Outono

Por José Faganello | 14/04/2021 | Tempo de leitura: 3 min

“Repara que o outono é mais estação da alma que da natureza”. (Carlos Drummond de Andrade)

Habitantes de um país tropical, não poucas vezes, deixam de sentir diferenças significativas nas chamadas estações do ano. Os de países temperados não têm como não diferenciá-las.

Talvez por isso, os sentimentos provocados pelas mudanças climáticas afetam, de maneira diversa, uns e outros.

Shakespeare, da fria Inglaterra, em seu soneto LXXIII dá-nos ume exemplo: “Em mim tu podes ver a quadra fria / Em as folhas, já poucas ou nenhumas, / pendem do ramo trêmulo onde havia / outrora ninhos, gorjeios e plumas”.

Verlaine, de uma França menos gélida, não deixou por menos, ao versejar sobre o outono: “Os longos sons / dos violões / pelo outono / me enche de dor / e de um langor / de abandono”.

Nesse início de outono, tive como acredito que muitos outros tiveram sensações bem diferentes.

Esse entremeio entre verão e inverno me faz ver um esplendor diferenciado da natureza.

Talvez, estimulado pela carícia da aragem, comecei a observar a magnificência  das lições da natureza nesse início de outono.

O belo cenário mostrou-me que aos 82 anos estou no outono da vida. Não me senti deprimido, pelo contrário, transbordei de contentamento, pois num rápido balanço pude constatar que entre perdas e ganhos, fui, até agora, um felizardo.

Ouvi todas as músicas que desejei, li incontáveis poesias e muitos, mas muitos mesmo, livros admiráveis; embora perdi pessoas que amei e  me fizeram feliz, conheci outras, construí sonhos, muitos realizados, a maioria não. Visitei lugares com os quais sonhava em minha infância e juventude, mas julgava-os inacessíveis. Há muitos outros, que hoje desejo conhecer e não consigo.

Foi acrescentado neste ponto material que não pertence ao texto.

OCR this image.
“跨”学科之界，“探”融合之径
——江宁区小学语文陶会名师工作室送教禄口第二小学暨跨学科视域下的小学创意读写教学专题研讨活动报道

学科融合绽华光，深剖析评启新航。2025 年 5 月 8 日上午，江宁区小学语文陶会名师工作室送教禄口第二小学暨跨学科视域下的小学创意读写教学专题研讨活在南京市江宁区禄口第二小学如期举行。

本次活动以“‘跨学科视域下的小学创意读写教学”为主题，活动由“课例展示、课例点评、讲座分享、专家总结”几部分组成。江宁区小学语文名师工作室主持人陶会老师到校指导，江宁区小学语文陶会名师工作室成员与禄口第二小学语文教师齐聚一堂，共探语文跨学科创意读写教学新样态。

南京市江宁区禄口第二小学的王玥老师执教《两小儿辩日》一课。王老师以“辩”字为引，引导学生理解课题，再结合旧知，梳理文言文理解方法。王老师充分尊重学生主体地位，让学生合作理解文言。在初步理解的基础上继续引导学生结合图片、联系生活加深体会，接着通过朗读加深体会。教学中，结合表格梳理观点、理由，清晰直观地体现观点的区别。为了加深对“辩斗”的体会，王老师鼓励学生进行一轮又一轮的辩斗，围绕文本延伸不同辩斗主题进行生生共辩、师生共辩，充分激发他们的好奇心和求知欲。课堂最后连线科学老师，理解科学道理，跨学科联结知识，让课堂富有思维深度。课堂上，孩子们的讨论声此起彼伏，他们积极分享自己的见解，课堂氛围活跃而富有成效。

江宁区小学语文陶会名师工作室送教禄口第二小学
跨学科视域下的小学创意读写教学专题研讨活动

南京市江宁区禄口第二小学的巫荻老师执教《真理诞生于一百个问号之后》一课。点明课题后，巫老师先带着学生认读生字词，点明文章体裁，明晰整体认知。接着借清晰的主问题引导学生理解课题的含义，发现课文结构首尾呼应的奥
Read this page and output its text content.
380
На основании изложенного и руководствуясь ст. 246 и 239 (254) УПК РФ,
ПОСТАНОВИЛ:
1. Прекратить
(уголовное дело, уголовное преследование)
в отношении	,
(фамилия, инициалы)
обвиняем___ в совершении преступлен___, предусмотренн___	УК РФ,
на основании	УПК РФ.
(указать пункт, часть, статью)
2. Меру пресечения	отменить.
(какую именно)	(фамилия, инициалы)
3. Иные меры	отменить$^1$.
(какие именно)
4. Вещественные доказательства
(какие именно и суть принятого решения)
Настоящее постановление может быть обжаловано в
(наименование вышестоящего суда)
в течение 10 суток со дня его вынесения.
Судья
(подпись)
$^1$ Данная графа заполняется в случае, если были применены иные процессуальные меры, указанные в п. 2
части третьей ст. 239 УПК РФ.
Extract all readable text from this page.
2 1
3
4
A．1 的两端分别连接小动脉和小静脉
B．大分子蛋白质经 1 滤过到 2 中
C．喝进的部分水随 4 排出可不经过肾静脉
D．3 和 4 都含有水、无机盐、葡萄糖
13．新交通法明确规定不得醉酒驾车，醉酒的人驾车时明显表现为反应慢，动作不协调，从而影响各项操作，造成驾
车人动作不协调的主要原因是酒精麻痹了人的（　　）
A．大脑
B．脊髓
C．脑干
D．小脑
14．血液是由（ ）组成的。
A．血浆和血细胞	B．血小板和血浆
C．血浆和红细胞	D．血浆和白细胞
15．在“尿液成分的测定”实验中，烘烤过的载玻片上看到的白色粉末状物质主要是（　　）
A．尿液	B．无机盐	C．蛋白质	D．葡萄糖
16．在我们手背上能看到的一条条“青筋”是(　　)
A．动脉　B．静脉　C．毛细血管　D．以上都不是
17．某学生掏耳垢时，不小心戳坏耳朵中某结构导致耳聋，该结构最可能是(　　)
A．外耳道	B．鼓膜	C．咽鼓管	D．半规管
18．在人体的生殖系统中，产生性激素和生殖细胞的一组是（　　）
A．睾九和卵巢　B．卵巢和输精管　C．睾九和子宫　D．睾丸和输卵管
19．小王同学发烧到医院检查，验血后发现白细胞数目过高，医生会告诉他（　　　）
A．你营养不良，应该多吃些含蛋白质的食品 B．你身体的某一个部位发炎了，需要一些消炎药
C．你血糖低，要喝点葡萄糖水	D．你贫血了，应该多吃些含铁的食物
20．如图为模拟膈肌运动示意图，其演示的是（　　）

Ri bastante, também chorei muito; pratiquei vários esportes, todos com razoável desempenho; tive amigos que não eram amigos e outros que os são de fato Lecionei por 45 anos, sempre com prazer e paixão. É indescritível a satisfação de ter uma legião de alunos que venceram na vida, superaram o mestre e são hoje, cidadãos prestantes.  Revi conceitos, corrigi muitas falhas, espero errar menos e melhorar minhas qualidades. Aprendi com Johnn Shedd que: “Um barco está seguro no porto, mas os barcos não são feitos para isso”, portanto, não devo temer enfrentamentos. Pelo exemplo de meus pais e sogros, constatei que um casal é verdadeiramente feliz quando vivem um para o outro.

Vi, naquelas folhas caídas no caminho, como em meus cabelos também, o ciclo implacável da natureza, a brevidade de nossos dias, a velocidade alucinante do tempo.

Todos os que estão no outono de suas vidas alegrem-se, pois a longevidade está em alta; ao sentirem os achaques da idade, no lugar de lamentarem-se, pensem qual seria a alternativa. Portanto, nada de pessimismo, mesmo com comentários negativos sobre nossa passagem sobre a Terra.

Se lamentar não devemos, é bom tomar conhecimento do admirável comentário de Homero, poeta grego do IX século A.C, autor da Ilíada e Odisséia. Vejam o que escreveu: “Curta é a vida humana. Quem é cruel e só pensa em barbaridades, todos os mortais o amaldiçoam em vida e, após a morte, todos se alegram. Mas o nome de quem vive sem mácula e só cuida de praticar ações irrepreensíveis é espalhado ao longe, entre os homens”.

Pena que grande parte de nossos políticos não penncissam desta maneira e com a Coronavirus ceifando bons e ruís como as folhas do nosso outono.

Marco Aurélio imperador romano em seu livro “Epigramas”escreveu: Não desprezes; dá-lhe boa acolhida, como a uma das coisas que a Natureza quer”.

Francis Ponge disse: “É pela morte, as vezes, que um homem mostra que era digno de viver”.